The Lenni-Lenape, whose name means "Original People," were also known as the Delawares, but only accepted this name when they learned it was that of a great white chief, Lord de la Warr. William Penn has described them in a letter to the Free Society of Traders in 1683 thus:

"For their Persons, they are genera1ly tall, streight, well-built and of singular Proportion; they tread strong and clever, and mostly walk with a lofty Chin; of Complexion, Black, but by design, as the Gypsies in England: They grease themselves with Bears-fat clarified, and using no defence against Sun or Weather, their skins must needs be swarthy; Their Eye is little and black, not unlike a straight-look't Jew: The thick lip and flat Nose, so frequent with the East-Indians and Blacks, are not common to them; for I have seen as comely European-like faces among them of both, as on your side of the sea; and truly an Italian Complexion hath not much more of the White, and the Noses of several of them have as much of the Roman."

They were clean people - cleaner than most settlers of that time - but the smell of bear grease was offensive to the Europeans. Their villages were established and open, with about half a dozen long houses (in a village, sometimes clustered and sometimes scattered, where several families lived together in each house. Later, in the Eighteenth Century, individual families lived in small houses of logs chinked with earth and moss. They migrated to hunting lands in the Fall, but returned in the Spring to plant small fields that adjoined their villages. When these fields became exhausted, and firewood scarce, they moved on to new sites.
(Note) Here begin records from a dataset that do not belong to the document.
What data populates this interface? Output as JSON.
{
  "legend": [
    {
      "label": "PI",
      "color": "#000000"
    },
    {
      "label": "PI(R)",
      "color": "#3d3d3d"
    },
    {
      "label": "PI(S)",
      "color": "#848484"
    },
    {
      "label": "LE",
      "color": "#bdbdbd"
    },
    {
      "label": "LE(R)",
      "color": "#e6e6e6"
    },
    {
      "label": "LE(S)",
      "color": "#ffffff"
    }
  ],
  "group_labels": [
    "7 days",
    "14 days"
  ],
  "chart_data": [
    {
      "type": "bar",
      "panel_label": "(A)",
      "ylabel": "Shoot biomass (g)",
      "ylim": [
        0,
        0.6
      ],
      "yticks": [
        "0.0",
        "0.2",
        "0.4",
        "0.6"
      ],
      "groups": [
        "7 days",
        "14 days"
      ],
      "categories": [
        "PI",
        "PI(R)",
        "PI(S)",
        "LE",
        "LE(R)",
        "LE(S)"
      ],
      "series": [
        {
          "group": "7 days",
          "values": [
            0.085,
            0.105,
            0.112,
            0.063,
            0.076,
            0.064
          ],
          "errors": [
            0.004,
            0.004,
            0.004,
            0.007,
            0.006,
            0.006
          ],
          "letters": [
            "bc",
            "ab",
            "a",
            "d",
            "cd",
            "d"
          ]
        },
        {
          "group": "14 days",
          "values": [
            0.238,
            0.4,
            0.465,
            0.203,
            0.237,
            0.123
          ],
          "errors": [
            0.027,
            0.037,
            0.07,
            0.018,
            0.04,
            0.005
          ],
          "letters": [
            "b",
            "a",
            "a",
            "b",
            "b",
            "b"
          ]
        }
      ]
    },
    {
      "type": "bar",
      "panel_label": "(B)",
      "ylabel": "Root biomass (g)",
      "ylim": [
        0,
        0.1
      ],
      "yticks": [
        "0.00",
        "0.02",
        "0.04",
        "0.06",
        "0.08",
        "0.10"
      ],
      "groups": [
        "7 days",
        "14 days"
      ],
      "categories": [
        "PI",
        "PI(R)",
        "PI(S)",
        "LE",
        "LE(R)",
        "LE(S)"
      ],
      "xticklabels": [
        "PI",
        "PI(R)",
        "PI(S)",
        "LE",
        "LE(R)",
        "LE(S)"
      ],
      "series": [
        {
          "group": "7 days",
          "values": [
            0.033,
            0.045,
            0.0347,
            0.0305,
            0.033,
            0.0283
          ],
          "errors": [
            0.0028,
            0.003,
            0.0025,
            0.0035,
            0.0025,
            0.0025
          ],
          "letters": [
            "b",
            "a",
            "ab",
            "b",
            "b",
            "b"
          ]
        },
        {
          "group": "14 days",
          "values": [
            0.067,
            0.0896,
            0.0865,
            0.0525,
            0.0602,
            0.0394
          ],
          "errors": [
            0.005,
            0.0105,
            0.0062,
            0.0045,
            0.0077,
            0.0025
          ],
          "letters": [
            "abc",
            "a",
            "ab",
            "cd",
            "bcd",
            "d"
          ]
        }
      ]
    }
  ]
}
Legends taught them that the world was once only water until a great turtle arose from the sea. The first tree that took root after the waters fell from his back became man, while the second became woman. A great god or supreme force, Manito, loved them, and made the world, the sun, moon, stars, plants, animals, and all living things. He had twelve gods of lesser importance who assisted him - Elder Brother, a mighty force who dwelt on the mountain (thunder); Snow Boy who controlled snow and Ice; and others. Religious ceremonies, particularly at harvest time, were vital.

One major Indian settlement, Minguannan, was located nearby at London Tract Church in London Britain Township. A camp site or small village was situated east of Toughkenamon on the hill overlooking the great valley that crossed the upper third of our Township. An Indian burial ground is said to exist near Sharp Road, but it has never been excavated. The number of arrow points and other artifacts that have been uncovered by local farmers as they cultivated their fields through the years would seem to indicate much activity of the Lenni-Lenape throughout the countryside - perhaps at hunting camps in the great forests of our land. Indian trails crossed and recrossed the area, and were the first "roads" used by early settlers.
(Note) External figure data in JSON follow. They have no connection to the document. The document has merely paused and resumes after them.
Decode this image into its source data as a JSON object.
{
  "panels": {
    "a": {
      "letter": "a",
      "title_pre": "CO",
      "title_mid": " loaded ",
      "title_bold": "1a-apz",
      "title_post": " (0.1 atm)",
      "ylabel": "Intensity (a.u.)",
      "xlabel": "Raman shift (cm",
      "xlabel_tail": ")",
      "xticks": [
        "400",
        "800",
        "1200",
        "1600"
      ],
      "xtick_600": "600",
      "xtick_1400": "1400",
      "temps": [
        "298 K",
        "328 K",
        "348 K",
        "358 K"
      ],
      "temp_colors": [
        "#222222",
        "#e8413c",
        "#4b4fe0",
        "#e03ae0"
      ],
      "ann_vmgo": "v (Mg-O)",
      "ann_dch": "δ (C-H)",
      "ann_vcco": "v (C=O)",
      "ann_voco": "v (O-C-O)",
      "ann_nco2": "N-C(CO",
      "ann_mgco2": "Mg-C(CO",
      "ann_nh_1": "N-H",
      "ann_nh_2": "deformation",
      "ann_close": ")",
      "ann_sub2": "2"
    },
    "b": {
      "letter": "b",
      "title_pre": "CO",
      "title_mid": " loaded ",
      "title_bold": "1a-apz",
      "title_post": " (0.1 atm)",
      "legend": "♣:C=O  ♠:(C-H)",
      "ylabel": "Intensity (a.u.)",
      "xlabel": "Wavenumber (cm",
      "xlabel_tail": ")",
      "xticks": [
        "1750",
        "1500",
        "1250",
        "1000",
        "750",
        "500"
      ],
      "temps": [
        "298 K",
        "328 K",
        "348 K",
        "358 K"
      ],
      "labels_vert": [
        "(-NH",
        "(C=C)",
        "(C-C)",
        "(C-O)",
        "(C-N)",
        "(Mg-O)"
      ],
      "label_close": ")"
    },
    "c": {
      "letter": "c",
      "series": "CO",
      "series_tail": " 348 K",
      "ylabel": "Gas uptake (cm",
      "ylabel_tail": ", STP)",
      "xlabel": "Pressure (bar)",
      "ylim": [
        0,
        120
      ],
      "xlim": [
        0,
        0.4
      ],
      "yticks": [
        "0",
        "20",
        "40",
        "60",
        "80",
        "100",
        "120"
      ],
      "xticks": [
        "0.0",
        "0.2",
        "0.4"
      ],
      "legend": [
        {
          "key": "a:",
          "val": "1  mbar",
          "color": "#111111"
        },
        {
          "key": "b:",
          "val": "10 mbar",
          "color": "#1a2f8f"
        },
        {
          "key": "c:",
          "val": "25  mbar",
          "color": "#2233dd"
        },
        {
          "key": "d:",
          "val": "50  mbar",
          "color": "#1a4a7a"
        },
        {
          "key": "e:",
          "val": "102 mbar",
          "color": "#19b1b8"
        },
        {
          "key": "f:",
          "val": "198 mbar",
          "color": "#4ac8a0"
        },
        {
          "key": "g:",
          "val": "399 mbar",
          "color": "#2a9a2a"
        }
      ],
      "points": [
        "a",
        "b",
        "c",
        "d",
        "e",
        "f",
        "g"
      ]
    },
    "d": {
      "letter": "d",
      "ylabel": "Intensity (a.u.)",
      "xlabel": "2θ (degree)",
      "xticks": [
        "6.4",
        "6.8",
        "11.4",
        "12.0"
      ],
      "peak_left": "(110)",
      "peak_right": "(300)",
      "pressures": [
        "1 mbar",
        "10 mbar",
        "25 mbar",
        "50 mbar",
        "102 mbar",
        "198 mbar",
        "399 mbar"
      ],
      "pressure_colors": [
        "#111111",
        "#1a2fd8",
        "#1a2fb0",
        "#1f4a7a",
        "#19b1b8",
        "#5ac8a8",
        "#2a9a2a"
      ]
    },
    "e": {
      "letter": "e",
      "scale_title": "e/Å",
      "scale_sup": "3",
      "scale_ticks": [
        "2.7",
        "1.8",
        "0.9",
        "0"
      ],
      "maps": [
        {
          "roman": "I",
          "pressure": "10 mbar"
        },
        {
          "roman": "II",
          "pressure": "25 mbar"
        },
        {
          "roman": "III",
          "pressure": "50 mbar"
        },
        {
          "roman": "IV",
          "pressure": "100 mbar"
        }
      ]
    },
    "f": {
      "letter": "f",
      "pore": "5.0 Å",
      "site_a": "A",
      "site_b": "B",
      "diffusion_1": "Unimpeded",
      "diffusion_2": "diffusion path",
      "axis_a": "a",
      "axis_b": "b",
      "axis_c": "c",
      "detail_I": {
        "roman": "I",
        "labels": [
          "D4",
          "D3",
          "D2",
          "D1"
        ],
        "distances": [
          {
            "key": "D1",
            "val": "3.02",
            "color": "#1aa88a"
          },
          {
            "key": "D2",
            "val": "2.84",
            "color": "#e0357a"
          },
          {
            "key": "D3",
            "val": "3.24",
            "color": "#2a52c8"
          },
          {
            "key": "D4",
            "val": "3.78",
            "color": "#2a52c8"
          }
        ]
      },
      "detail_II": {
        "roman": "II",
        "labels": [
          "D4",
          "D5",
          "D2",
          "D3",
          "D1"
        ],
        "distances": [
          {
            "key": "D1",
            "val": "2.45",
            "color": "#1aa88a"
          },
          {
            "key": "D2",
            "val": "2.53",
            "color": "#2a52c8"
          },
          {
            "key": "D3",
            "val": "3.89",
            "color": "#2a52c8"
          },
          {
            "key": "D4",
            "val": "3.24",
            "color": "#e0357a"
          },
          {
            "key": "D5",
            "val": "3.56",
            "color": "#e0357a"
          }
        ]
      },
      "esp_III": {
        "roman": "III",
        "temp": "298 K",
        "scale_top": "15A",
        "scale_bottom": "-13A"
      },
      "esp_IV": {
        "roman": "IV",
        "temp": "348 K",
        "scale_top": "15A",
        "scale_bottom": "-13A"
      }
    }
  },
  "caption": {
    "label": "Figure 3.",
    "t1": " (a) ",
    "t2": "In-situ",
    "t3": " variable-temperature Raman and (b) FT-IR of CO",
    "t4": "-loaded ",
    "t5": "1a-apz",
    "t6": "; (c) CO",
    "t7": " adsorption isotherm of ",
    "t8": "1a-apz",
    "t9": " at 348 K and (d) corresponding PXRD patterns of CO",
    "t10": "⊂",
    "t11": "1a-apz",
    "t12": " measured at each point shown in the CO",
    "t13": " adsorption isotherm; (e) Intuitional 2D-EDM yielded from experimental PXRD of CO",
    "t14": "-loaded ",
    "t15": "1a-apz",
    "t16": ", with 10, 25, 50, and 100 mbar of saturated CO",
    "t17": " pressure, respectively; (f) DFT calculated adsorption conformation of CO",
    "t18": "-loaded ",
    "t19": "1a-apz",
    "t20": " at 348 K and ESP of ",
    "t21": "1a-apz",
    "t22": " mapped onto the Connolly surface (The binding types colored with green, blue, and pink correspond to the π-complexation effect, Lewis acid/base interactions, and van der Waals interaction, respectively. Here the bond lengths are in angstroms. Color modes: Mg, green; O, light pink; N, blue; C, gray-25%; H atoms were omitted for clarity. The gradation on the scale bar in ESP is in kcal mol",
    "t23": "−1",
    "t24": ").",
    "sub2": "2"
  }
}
The hill above Toughkenamon Valley was believed to have been the site of a conflict between Indians encamped there and a trespassing group. One legend says the intruders were driven away with firebrands, thus the origin of the name Toughkenamon, which means "fire-brand hill." Another claims the great hill was one from which signals were made to other encampments; while a third version states that the name "Dochcanamon" was written by a surveyor on a large rock, and that it was the name of the Indian tribe encamped there.

The name "Quaekels" was given to people that Indians loved and respected, and not applied exclusively to members of the Society of Friends, although their relationship was very good. Many Indians are believed buried at New Garden Meeting cemetery. Early settlers who lived side-by-side with the Lenni-Lenape no doubt learned the ways of their new homeland with Indian assistance and knowledge. They had to build fire-breaks around their properties, however, for campfires of the red man were often left unattended, and forest, field and home were threatened.